You know, when a guy submits electronic evidence of your phone call, it has a funny way of jogging the ole memory, Devin!

Ya know, the memory is a funny thing, isn't it? Devin Nunes insisted so very hard that he didn't know Lev Parnas — harder than Peter denied Jesus, he tried so hard.

But Devin's noggin got a joggin' once Lev Parnas appeared with Rachel Maddow last night and named Nunes as someone to whom he spoke directly, and someone who was completely involved in the entire plot surrounding the ouster of Ambassador Marie Yovanovitch. He'd even met with Nunes a few times, and was dealing directly with Derek Harvey, Nunes' aide. When asked if he briefed Harvey on the plans for Yovanovitch, Parnas said he hadn't needed to because Nunes knew about it all already.

Devin, Devin, Devin.

Well, NOW, Nunes remembers. He appeared with Martha McCallum on Fox News to lie his way through his previous lies. McCallum reminded him of when he said he didn't recall speaking to Parnas, or whether it was on a cell phone or not. "Have you figured out the answers to any of those questions?" she inquired with a completely straight face.

NUNES: Yeah, and if you call, it was brand new when that had come out when I came on your show, I just didn't know the name, this name, "Parnas," so, you know, what I always like to remind people is, we are dealing with people every day. We're an oversight committee, so we have incoming calls that come to my office, to my cell phone, etc., etc., and you know now that he had called my cell phone, and I didn't know his name, I didn't remember the name, but I did remember going back, looking at where I was at the time, because you know, you can do that now, you can go back and know where you physically are, checked it with my records. And it was very clear, I remember that call, which was very odd, random, talking about random things, and I said, "Great, you know, just talk to my staff," and you know, boom-boom-boom, and that's, which is normal, standard, operating procedure."

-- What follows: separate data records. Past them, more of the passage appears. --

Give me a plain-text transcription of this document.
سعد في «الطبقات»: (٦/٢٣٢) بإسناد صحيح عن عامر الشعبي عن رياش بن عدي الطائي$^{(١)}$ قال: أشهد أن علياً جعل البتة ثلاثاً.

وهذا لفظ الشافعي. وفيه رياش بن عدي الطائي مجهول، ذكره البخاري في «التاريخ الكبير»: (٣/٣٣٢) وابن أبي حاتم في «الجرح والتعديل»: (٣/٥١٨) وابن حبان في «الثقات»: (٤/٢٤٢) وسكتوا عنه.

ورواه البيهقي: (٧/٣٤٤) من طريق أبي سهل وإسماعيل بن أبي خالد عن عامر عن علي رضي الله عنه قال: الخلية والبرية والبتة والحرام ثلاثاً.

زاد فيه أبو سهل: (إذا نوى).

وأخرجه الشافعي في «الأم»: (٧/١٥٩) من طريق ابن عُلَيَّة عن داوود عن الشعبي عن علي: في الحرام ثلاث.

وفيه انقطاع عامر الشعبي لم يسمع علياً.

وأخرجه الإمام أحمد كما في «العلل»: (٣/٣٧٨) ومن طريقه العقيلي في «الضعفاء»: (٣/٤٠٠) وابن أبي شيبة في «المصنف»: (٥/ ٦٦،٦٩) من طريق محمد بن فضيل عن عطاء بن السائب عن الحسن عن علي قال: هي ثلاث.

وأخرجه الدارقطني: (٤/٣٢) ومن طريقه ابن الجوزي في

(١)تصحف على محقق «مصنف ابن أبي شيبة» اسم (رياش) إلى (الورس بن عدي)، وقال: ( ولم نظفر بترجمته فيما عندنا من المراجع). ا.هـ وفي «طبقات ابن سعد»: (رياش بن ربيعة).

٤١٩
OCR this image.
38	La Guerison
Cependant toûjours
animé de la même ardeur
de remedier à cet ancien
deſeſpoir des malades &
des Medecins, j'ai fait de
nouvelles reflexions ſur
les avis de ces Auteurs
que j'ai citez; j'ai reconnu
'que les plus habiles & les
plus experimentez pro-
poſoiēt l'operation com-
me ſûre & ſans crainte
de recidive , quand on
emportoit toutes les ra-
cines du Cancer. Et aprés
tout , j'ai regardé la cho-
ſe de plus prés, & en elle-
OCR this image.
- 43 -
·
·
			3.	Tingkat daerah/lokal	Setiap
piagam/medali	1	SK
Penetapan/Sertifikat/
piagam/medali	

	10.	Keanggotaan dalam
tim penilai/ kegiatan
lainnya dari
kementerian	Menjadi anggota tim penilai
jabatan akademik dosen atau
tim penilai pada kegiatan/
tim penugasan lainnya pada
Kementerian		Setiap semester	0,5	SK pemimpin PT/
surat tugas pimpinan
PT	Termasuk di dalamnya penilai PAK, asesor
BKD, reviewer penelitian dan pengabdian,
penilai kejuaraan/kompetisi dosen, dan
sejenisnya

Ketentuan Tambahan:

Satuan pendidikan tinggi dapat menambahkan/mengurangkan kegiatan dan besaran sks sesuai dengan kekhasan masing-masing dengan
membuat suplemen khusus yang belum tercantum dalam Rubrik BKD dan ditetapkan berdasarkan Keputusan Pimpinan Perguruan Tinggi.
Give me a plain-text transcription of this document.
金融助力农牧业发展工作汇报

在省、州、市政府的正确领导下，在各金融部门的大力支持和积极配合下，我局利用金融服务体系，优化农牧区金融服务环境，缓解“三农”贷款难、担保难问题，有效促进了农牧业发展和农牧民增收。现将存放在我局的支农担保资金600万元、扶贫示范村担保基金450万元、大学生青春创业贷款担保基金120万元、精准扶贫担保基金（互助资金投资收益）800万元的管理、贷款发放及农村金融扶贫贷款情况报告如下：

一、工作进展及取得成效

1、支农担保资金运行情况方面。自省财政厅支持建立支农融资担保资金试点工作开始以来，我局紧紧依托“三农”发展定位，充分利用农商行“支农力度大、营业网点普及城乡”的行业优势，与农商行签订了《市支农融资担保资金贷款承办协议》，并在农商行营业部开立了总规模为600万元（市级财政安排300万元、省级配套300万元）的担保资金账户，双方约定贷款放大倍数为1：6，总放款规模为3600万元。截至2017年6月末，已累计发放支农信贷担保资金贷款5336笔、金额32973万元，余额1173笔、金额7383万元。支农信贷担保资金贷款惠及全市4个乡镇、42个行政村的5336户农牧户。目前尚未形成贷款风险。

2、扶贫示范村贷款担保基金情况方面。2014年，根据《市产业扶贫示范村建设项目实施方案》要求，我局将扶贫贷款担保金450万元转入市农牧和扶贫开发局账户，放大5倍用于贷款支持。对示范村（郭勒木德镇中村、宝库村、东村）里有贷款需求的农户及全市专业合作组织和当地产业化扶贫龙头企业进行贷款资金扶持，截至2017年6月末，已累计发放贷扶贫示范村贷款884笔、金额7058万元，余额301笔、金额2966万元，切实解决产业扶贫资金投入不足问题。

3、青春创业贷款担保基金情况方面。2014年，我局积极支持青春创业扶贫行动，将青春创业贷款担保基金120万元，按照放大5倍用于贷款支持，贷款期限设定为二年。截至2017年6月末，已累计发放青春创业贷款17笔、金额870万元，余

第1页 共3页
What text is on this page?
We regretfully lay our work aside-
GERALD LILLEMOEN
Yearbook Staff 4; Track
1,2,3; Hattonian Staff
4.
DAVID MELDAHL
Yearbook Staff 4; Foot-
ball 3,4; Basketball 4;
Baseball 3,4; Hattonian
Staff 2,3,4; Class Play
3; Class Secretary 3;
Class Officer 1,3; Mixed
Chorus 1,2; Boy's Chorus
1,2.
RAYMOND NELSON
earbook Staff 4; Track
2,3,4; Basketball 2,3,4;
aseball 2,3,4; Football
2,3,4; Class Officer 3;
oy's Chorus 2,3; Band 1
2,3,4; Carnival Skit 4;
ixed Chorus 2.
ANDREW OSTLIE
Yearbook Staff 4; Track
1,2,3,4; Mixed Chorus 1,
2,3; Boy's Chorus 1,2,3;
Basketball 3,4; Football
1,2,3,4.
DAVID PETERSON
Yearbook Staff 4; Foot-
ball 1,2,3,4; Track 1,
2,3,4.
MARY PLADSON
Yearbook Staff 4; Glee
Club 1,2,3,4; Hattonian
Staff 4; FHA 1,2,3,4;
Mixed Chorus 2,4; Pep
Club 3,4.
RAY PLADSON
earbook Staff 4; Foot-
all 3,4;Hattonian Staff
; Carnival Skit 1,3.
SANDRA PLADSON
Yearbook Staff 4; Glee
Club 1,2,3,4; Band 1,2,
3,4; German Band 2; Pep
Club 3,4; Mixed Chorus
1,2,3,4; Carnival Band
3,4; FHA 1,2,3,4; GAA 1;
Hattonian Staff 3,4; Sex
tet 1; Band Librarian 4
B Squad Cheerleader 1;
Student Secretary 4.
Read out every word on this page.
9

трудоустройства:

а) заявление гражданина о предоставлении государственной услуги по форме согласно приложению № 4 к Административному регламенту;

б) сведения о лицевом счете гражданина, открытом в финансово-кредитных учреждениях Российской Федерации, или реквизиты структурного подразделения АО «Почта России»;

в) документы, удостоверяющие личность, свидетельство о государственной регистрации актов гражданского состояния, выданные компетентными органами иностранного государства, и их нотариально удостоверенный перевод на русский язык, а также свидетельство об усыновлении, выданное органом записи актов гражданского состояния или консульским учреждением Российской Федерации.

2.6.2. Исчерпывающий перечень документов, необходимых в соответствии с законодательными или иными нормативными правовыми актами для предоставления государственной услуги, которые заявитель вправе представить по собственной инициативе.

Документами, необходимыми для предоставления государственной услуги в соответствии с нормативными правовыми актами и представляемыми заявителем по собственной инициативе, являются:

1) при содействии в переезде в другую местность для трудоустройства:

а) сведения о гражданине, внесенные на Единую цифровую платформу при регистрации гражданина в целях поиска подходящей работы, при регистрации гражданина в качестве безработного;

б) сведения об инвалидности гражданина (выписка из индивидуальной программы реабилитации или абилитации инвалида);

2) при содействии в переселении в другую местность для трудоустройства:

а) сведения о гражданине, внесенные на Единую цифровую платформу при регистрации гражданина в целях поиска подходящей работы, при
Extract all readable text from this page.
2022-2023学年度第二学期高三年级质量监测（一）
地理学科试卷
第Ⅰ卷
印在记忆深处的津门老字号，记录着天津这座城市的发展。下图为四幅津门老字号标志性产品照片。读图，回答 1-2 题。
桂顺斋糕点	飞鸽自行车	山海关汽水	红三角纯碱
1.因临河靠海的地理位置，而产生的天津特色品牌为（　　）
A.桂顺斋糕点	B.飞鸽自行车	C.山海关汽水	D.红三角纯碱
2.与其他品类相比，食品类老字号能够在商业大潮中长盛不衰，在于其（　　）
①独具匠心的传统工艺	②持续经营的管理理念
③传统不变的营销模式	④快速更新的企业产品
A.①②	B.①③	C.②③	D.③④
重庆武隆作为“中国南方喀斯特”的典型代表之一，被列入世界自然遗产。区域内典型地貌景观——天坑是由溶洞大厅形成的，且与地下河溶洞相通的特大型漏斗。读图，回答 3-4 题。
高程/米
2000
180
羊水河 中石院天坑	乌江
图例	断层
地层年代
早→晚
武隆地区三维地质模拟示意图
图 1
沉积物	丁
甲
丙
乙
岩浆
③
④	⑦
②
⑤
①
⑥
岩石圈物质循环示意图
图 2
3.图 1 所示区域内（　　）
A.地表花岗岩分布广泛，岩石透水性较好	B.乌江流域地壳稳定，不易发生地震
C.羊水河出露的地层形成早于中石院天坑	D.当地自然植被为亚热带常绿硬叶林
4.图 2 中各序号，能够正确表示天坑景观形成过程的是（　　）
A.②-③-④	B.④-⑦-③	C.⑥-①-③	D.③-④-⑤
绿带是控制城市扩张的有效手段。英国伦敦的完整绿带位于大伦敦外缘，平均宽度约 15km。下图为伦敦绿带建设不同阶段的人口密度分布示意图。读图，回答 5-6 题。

Suuuuuure. This call with the guy trying to shake down Ukraine on the president's orders was just a routine "boom-boom-boom" call. One of the many you take all day long.

McCallum pressed for more specifics, asking if any mention was made of Ambassador Marie Yovanovitch.

NUNES: Well, the first time I remember the name Yovanovitch, the ambassador, was not until this impeachment sham started. You would have to remember what I would guess, I would be interested at that time, and we still have an ongoing investigation into what the Clinton campaign, specifically, Fusion GPS and others, who in Ukraine they were working with, and why they were involved in the Russia hoax. And now the Democrats have denied that, but it is very clear that the Democrats were heavily involved in getting Ukrainians to talk about dirt, and dig up dirt on Trump campaign officials.

You see, Devin gets a cookie every time he says one of the words on the Right Wing Nut Job Bingo Card, so he pivoted away from the Yovanovitch question by tossing in the proper word salad croutons, like "impeachment sham," "Clinton," "Fusion GPS," and "Russia hoax." He gets a big fat piece of cake if he turns it into a "I'm rubber, you're glue!" situation, like he did at the end, there, accusing the Clintons of doing EXACTLY what the GOP themselves are being exposed for doing - breaking the law, bribing and extorting other countries to dig up dirt on political opponents, and lying about it through their tiny, sharp, yellow teeth.